17/08/17

Il caso dell'ambasciatore "rimandato"

 
La voce della polvere  
Ragione di Stato
Num. 004/01                                              M. Nove
   Un nostro compatriota era stato torturato e ucciso in Egitto. Indagini su indagini, depistaggi su depistaggi, verità su verità ma in conclusione niente di fatto.
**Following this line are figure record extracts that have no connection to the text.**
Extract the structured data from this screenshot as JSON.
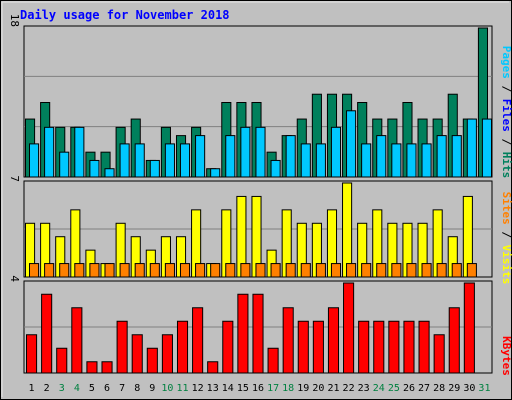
{
  "chart_data": {
    "type": "bar",
    "title": "Daily usage for November 2018",
    "categories": [
      "1",
      "2",
      "3",
      "4",
      "5",
      "6",
      "7",
      "8",
      "9",
      "10",
      "11",
      "12",
      "13",
      "14",
      "15",
      "16",
      "17",
      "18",
      "19",
      "20",
      "21",
      "22",
      "23",
      "24",
      "25",
      "26",
      "27",
      "28",
      "29",
      "30",
      "31"
    ],
    "weekend_days": [
      "3",
      "4",
      "10",
      "11",
      "17",
      "18",
      "24",
      "25",
      "31"
    ],
    "panels": [
      {
        "id": "top",
        "ymax": 18,
        "ymax_label": "18",
        "side_label": {
          "pages": "Pages",
          "sep1": " / ",
          "files": "Files",
          "sep2": " / ",
          "hits": "Hits"
        },
        "series": [
          {
            "name": "Hits",
            "color": "#00805c",
            "values": [
              7,
              9,
              6,
              6,
              3,
              3,
              6,
              7,
              2,
              6,
              5,
              6,
              1,
              9,
              9,
              9,
              3,
              5,
              7,
              10,
              10,
              10,
              9,
              7,
              7,
              9,
              7,
              7,
              10,
              7,
              18
            ]
          },
          {
            "name": "Files",
            "color": "#00c8ff",
            "values": [
              4,
              6,
              3,
              6,
              2,
              1,
              4,
              4,
              2,
              4,
              4,
              5,
              1,
              5,
              6,
              6,
              2,
              5,
              4,
              4,
              6,
              8,
              4,
              5,
              4,
              4,
              4,
              5,
              5,
              7,
              7
            ]
          },
          {
            "name": "Pages",
            "color": "#00c8ff",
            "values": [
              0,
              0,
              0,
              0,
              0,
              0,
              0,
              0,
              0,
              0,
              0,
              0,
              0,
              0,
              0,
              0,
              0,
              0,
              0,
              0,
              0,
              0,
              0,
              0,
              0,
              0,
              0,
              0,
              0,
              0,
              0
            ]
          }
        ]
      },
      {
        "id": "middle",
        "ymax": 7,
        "ymax_label": "7",
        "side_label": {
          "sites": "Sites",
          "sep": " / ",
          "visits": "Visits"
        },
        "series": [
          {
            "name": "Visits",
            "color": "#ffff00",
            "values": [
              4,
              4,
              3,
              5,
              2,
              1,
              4,
              3,
              2,
              3,
              3,
              5,
              1,
              5,
              6,
              6,
              2,
              5,
              4,
              4,
              5,
              7,
              4,
              5,
              4,
              4,
              4,
              5,
              3,
              6,
              0
            ]
          },
          {
            "name": "Sites",
            "color": "#ff8000",
            "values": [
              1,
              1,
              1,
              1,
              1,
              1,
              1,
              1,
              1,
              1,
              1,
              1,
              1,
              1,
              1,
              1,
              1,
              1,
              1,
              1,
              1,
              1,
              1,
              1,
              1,
              1,
              1,
              1,
              1,
              1,
              0
            ]
          }
        ]
      },
      {
        "id": "bottom",
        "ymax": 4,
        "ymax_label": "4",
        "side_label": {
          "kbytes": "KBytes"
        },
        "series": [
          {
            "name": "KBytes",
            "color": "#ff0000",
            "values": [
              1.7,
              3.5,
              1.1,
              2.9,
              0.5,
              0.5,
              2.3,
              1.7,
              1.1,
              1.7,
              2.3,
              2.9,
              0.5,
              2.3,
              3.5,
              3.5,
              1.1,
              2.9,
              2.3,
              2.3,
              2.9,
              4.0,
              2.3,
              2.3,
              2.3,
              2.3,
              2.3,
              1.7,
              2.9,
              4.0,
              0
            ]
          }
        ]
      }
    ],
    "colors": {
      "background": "#c0c0c0",
      "title": "#0000ff",
      "weekday_label": "#000000",
      "weekend_label": "#008040",
      "hits_label": "#00805c",
      "files_label": "#0000ff",
      "pages_label": "#00c8ff",
      "sites_label": "#ff8000",
      "visits_label": "#ffff00",
      "kbytes_label": "#ff0000"
    }
  }
}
Si ignorano i fatti  o meglio si sanno ma i rapporti con un'altra nazione vanno salvaguardati al di sopra di ogni fatto “personale”. Grazie all’opinione pubblica il nostro Stato, per convinzione o costretto, aveva richiamato, come segno di protesta, il nostro ambasciatore da quel Paese. Un passo diplomatico di notevole rilevanza.  Voleva dire che un Paese civile metteva i propri cittadini sopra ogni convenienza politica e/o economica estera. Naturalmente la Storia,
con la esse maiuscola, va avanti, incurante dei fatti quotidiani e la zona del nord Africa è diventata un campo di battaglia su più fronti. Portando in Europa emigranti e disperazione, alimentando paura e razzismo. E sui territori, lontani dai poveri migranti, il terrorismo alza la testa e il tiro. Colpendo senza logica e movente. Così per far fronte a quel ricatto, disumano, dell’esodo di popolazioni dall’inferno africano ecco stringersi patti scellerati e alleanze strane tra i vari Paesi del mar Mediterraneo. La “ragion di Stato” prevale di nuovo sui problemi individuali. Se certe vicende si possono chiamare “individuali”. Per me lo Stato deve sempre difendere la verità sui propri connazionali implicati in vicende internazionali. Condannando chi sbaglia e assolvendo chi ha ragione. Ma soprattutto deve pretendere la verità, cruda e nuda. La verità per una giusta ed equa giustizia. Senza vendette o ritorsioni. Naturalmente, per situazioni delicate e lontane dal popolo, così giustificano le azioni certi politici, il nostro ambasciatore è stato rimandato in Egitto. Schiaffo morale e ingiusto verso la famiglia Regeni. Una famiglia che vuole solo conoscere la verità sulla sorte assurda del figlio.  E anche lo Stato dovrebbe richiedere, con forza, la verità. Poi se ragion di Stato deve essere come mai le forze politiche, nostrane, sono di nuovo in polemica fra di loro? Se neanche nei rapporti, non facili, con le altre nazioni non sono d’accordo come si può sperare di avere uno Stato giusto? Possibile che chi viene eletto mette sempre la, propria, coalizione davanti al Paese? Sul nostro territorio, a secondo dei casi, non vige la ragion di Stato, dove tutti i politici son d’accordo?. Purtroppo Viviamo in un Paese di eterna campagna elettorale.